A Lei da Ficha Limpa tem como mérito conferido pela Constituição salvaguardar a sociedade disciplinando as situações de inelegibilidade; a impossibilidade do exercício do direito eleitoral passivo (ser votado). É um critério de seleção que visa prestigiar a moralidade e a administração da coisa pública, que não vai além de suas limitações e pretensões. Não é punitiva, mas seletiva; não impõe sanção, mas condição. Não altera outras leis - que não a 64/90 -, tampouco interfere em processos judiciais transitados em julgado ou em curso.

Aplicar Retroatividade ou Irretroatividade a uma lei significa afirmar que esta estaria, necessariamente, a provocar mudança em algum caso concreto julgado ou em julgamento. Ou, no direito tributário, assegurar ao contribuinte segurança em face dos insaciáveis governos ávidos por mais tributos.

Não há, pelas razões expostas, portanto, que se chamar a enfrentar a Lei da Ficha Limpa os Princípios da Retroatividade e da Irretroatividade.

Como dissemos no artigo anterior, por foça de uma Ação Declaratória de Constitucionalidade (ADC) proposta pelo Partido Popular Socialista – PPS, e agora por outra da OAB Federal, o Supremo há de decidir pela constitucionalidade ou não da Ficha Limpa, antes que se inicie o processo eleitoral de 2012, tornando claro o seu alcance.

Um comentário:

  1. Luiz Claudio da Cunha Almeida13 de setembro de 2011 às 09:12

    mais amigo, vocÊ diz nao se tratar de penal, mais vocÊ nao acha que ao impedir uma candidatura nao seria uma especie de pena? uma sanção proibitiva?

    mesmo você colocando como seleção, condição, mas você acha realmente e criticamente, que sai totalmente do contesto de uma pena?


    bom amigo, eu acho que pelo principio de justiça, deve-se passar a valer a partir de agora! não se deve jamais condenar alguem a algo, que antes num existia, que ele num tinha conhecimento de que ocasionaria tal fato!

    é como se, por exemplo, hoje você joga futebol, e sem querer se envolveu numa briga com um bebado onde foi indiciado por lesão corporal, ai daqui a uns 3 anos vem uma lei proferindo que quem possuir a ficha com algum delito será banido do esporte... seria justo, você ser banido do esporte, por causa de coisa que antes num fazia a menor diferença? ou seria justo passar a valer a partir dali?
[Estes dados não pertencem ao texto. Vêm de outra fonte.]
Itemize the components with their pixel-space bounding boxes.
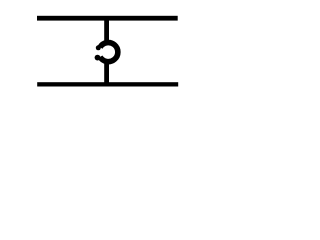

    quero deixar claro que nao sou politico, só acho que quem decide é a população! a midia pode alertar "olha esse cara tem isso e aquilo na ficha" mas impedi-lo de exercer aquilo que talvez é seu sonho, sua realização pessoal... axo um absurdo


    sou estudante do 3º período de Direito do UBM de Barra Mansa,

    um abraço, e está de parabens pelo blog!